Whenever I was at the arcades, either at Largs or any others we happened to visit, I was always on the lookout for the WWF Wrestlefest arcade cabinet. I was besotted with that one, and would've killed to have it in my house. Even now, nearly 30 years later, I still get a frisson of excitement when I see those big, chunky, colourful characters. I even convinced my parents to let me phone one of those rip off competition phone lines you get at the back of the magazines, which gave you the "chance" to win the cabinet if you simply just phoned this number and answered one question, all the while being charged a rate of 30 quid a millisecond. Never did win it and my parents never told me what the phone bill actually was.

The WWF arcade's chunked up wrestlers were indeed amazing. That, Simpsons arcade and the Avengers game were all sit down, giant screen versions at Rotunda, which were the nuts and made the WWF dudes look huge.

I remember Your Sinclair or S.U. having comps to win both cabal and dynamite dux and entering, then being convinced i was going to win them for some reason. I dunno where i'd have put them either, my folks would have been highly bemused, or we would have been off to Largs.

We had two actual, small arcades in our town but they had lots of fruities in them and you'd be immediately turfed out my the mean staff if you tried to go in and play a game, which we did a few times. Why do that to kids? Have two different bits, rather than temp them so! Odd though as Rotunda had loads of fruities but you never got turfed out of there and you could have a go on them and do some gambling.

Hux- That's sounds like a dream chippy. The SF 2 cabinet got rinsed by all the kids after school when i was a tad older and ended up with a similar situation. Raj's expanded into the house next door and got a video rental bit and SF2 was there, out of sight of the owner. I think they ended up getting rid of it in similar circumstances to yours.

Cuntbeaks

  • Where you fay?
Re: I miss the Arcades
« Reply #36 on: June 14, 2020, 12:27:17 PM »
Arcades were an addiction for me, every day out would simply be a chance to find new arcades or revisit ones i already knew.

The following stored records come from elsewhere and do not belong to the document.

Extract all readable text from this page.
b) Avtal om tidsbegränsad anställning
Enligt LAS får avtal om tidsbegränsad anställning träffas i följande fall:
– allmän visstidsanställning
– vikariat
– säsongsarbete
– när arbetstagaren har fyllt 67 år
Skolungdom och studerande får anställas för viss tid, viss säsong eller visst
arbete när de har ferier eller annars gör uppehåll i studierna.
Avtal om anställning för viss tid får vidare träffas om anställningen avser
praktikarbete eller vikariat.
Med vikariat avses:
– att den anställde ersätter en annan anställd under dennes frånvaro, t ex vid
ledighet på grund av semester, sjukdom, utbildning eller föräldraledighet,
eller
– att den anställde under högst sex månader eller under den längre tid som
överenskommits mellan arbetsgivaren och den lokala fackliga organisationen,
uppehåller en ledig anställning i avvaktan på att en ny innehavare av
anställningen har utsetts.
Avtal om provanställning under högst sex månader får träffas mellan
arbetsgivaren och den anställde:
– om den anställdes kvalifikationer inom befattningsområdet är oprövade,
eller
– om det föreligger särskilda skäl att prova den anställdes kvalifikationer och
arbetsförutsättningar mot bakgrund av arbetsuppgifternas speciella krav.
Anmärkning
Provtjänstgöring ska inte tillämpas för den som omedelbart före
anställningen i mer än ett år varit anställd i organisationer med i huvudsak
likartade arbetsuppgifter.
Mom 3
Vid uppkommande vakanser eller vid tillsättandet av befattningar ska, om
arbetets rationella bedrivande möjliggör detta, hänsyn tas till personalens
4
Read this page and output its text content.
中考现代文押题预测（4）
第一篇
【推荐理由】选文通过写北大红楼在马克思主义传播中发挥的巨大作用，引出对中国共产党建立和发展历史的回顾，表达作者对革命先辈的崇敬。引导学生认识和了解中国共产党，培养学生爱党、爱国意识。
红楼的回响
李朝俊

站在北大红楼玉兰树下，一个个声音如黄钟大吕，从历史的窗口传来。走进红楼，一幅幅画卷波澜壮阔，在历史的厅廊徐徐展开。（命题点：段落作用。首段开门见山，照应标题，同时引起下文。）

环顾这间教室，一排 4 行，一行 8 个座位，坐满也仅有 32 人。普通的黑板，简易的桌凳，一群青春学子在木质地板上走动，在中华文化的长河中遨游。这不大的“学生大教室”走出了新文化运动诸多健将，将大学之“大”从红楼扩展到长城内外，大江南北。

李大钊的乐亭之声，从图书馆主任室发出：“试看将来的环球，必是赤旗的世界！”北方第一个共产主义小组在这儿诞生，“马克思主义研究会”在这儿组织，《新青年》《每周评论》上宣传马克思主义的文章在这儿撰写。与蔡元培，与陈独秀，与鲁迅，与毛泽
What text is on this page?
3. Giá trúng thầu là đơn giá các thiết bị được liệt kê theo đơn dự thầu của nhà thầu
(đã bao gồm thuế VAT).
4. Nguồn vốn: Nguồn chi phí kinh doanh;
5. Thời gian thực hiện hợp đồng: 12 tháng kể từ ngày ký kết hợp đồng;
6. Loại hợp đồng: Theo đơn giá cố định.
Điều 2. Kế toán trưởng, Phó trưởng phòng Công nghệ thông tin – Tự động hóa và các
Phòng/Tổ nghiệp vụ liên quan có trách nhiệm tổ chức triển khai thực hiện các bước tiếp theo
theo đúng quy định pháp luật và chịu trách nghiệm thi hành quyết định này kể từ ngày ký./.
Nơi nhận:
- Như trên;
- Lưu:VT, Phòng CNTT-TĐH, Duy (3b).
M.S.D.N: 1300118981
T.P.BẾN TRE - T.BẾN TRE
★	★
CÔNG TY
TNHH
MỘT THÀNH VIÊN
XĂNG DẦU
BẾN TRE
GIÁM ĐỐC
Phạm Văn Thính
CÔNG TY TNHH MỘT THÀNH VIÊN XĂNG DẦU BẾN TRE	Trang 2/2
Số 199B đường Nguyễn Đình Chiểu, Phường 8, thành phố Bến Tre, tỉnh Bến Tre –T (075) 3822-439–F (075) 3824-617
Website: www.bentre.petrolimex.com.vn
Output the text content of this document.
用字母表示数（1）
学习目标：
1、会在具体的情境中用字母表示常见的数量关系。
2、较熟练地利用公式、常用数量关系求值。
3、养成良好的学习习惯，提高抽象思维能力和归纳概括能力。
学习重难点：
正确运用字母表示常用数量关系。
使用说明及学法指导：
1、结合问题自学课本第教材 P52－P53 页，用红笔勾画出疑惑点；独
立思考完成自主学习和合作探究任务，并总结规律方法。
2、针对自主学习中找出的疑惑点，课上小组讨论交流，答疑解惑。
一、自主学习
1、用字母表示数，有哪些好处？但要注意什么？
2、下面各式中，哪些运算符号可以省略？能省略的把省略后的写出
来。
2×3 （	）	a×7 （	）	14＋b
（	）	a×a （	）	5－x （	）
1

Largs was indeed the Las Vegas of the West of Scotland. No less than three arcades within 100 yards of each other, each having it's own reason to exist. The Big Cumbrae was absolutely enormous and could house a lot of the bigger cabinets. As well as a good selection of pinball tables.

I had the ability to 'flick' the Bally Midway cabinets, the ones with no black lid on the coin return. If it had a 50p slot, i could get 6 credits for 2p. This meant that not a lot of money could last a long time, although you were restricted to just those machines. Usual suspects were Tron, Spy Hunter, Space Invaders, all Pac Man variants and Galaxians. The best thing was when these cabinets were repurposed and housed other non Bally Midway games. It was like panning for gold as you hunted through new arcades.

When I went to Blackpool in 1986, aged 14, it was like landing in the Promised Land. The sheer amount of arcades was overwhelming and some of them where enormous. It took days to get round all of them, but i did. Finding a flickable Space Ace was probably the high water mark.

All this misspent time resulted in me being able to complete Chase HQ and Robocop with one 10p, which was quite the thrill. I can still hear the booming SFX of games like Gauntlet, 720, Marble Madness, Robotron, Star Wars and Space Harrier. The cocophany they created was like a drug.

I recently bought a 3A Pandora's Box 6 and currently have about 2,700 games on it. A lot of duplicates and a LOT of absolutely terrible games and it's definitely a better experience with two of you. Found some great games i had completely forgotten about including this 1942 style game where you collect smaller red drone planes that surround you and you can change their formation. Can't remember the name though.

Back in the day the idea that you could have a console that housed nearly 3,000 arcade games at home was little more than crazy talk.


Re: I miss the Arcades
« Reply #37 on: June 14, 2020, 05:54:47 PM »
Back in the day the idea that you could have a console that housed nearly 3,000 arcade games at home was little more than crazy talk.

And store them on a wee thing the size of your pinky nail along with every Commodore 64 game, Spectrum game etc.
Jimmy Hill would be invoked instantly.